In an attempt to put another nail in the coffin, researchers in Italy gathered a bunch of individuals with clinical NCGS diagnoses and then assessed their adherence to a gluten-free diet by means of an antibody test and questionnaire. Those who had stuck to it for a minimum of three months prior to trial onset – 35 individuals – were then enrolled.

Participants were randomly split into two groups and given a sachet of flour – simply labeled “A” or “B” – and asked to sprinkle it on soup or pasta for 10 days. One had gluten in it, while the other didn’t, but previous tests showed they were indistinguishable by sight. They were then given a two-week break before swapping to the other flour. For the duration of the study, participants were asked to record any symptoms they experienced, like indigestion, constipation, and diarrhea.

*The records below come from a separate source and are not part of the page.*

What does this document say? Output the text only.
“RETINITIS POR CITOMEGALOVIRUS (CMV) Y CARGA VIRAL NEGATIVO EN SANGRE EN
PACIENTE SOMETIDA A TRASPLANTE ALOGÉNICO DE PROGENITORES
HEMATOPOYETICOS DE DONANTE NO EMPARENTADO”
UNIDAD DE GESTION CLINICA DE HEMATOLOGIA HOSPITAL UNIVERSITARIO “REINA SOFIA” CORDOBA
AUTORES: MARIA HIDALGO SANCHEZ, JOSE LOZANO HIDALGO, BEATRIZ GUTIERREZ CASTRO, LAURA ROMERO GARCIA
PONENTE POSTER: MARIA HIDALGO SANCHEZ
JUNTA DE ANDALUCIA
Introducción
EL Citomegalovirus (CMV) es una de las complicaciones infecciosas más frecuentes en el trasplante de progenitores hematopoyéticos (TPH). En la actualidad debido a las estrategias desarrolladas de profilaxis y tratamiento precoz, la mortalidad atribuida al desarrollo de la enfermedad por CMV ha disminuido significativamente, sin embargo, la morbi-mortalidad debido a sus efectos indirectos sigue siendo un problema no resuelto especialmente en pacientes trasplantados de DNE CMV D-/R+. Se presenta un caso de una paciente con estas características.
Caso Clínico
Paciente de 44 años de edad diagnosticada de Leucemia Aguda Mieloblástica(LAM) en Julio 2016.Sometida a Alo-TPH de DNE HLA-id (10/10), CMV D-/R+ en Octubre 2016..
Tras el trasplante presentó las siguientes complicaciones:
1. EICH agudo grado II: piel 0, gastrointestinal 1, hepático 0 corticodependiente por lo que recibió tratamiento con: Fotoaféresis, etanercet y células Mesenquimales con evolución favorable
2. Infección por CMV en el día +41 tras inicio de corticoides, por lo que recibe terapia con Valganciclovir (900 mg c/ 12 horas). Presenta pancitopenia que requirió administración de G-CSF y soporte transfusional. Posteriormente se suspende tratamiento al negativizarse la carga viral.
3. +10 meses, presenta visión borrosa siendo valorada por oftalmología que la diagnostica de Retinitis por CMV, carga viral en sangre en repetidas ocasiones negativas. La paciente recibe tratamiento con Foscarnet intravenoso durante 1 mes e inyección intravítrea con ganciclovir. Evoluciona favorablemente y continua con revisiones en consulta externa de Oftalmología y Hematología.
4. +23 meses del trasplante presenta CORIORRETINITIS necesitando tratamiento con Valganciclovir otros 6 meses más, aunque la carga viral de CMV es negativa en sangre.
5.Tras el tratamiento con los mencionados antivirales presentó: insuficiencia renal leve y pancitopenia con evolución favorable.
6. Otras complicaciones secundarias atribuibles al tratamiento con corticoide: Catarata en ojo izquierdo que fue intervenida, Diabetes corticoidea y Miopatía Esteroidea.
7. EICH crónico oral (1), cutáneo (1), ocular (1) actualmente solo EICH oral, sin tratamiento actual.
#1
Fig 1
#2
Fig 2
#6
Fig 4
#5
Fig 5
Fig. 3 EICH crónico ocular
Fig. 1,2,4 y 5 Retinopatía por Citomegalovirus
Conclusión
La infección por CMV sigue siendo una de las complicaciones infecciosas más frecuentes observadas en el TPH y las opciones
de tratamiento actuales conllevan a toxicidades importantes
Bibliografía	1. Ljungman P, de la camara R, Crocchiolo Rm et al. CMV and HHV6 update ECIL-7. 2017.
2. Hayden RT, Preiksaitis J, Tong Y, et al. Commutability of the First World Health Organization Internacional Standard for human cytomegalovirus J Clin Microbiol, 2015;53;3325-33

As described in Alimentary Pharmacology & Therapeutics, only one-third of the participants actually met the clinical criteria for NCGS, managing to correctly identify which flour had gluten in it at the end of the study and reporting symptoms following its ingestion. Furthermore, half of those that thought the gluten-free flour had gluten in it said they experienced gastrointestinal symptoms after eating it, but not when they ate the flour that actually contained gluten.

The researchers admit that they don’t have a clear-cut explanation for these findings, but they think that people reporting symptoms may not actually be sensitive to gluten, but something else in cereal. For example, studies have shown that difficult-to-digest carbohydrates called FODMAPs can flare up inflammatory bowel disease. Another possibility is the nocebo effect, where people experience symptoms because they anticipate them.  

So it seems this study wasn’t the final nail in the coffin for the existence of NCGS, but maybe larger, more rigorous studies will provide some clarity.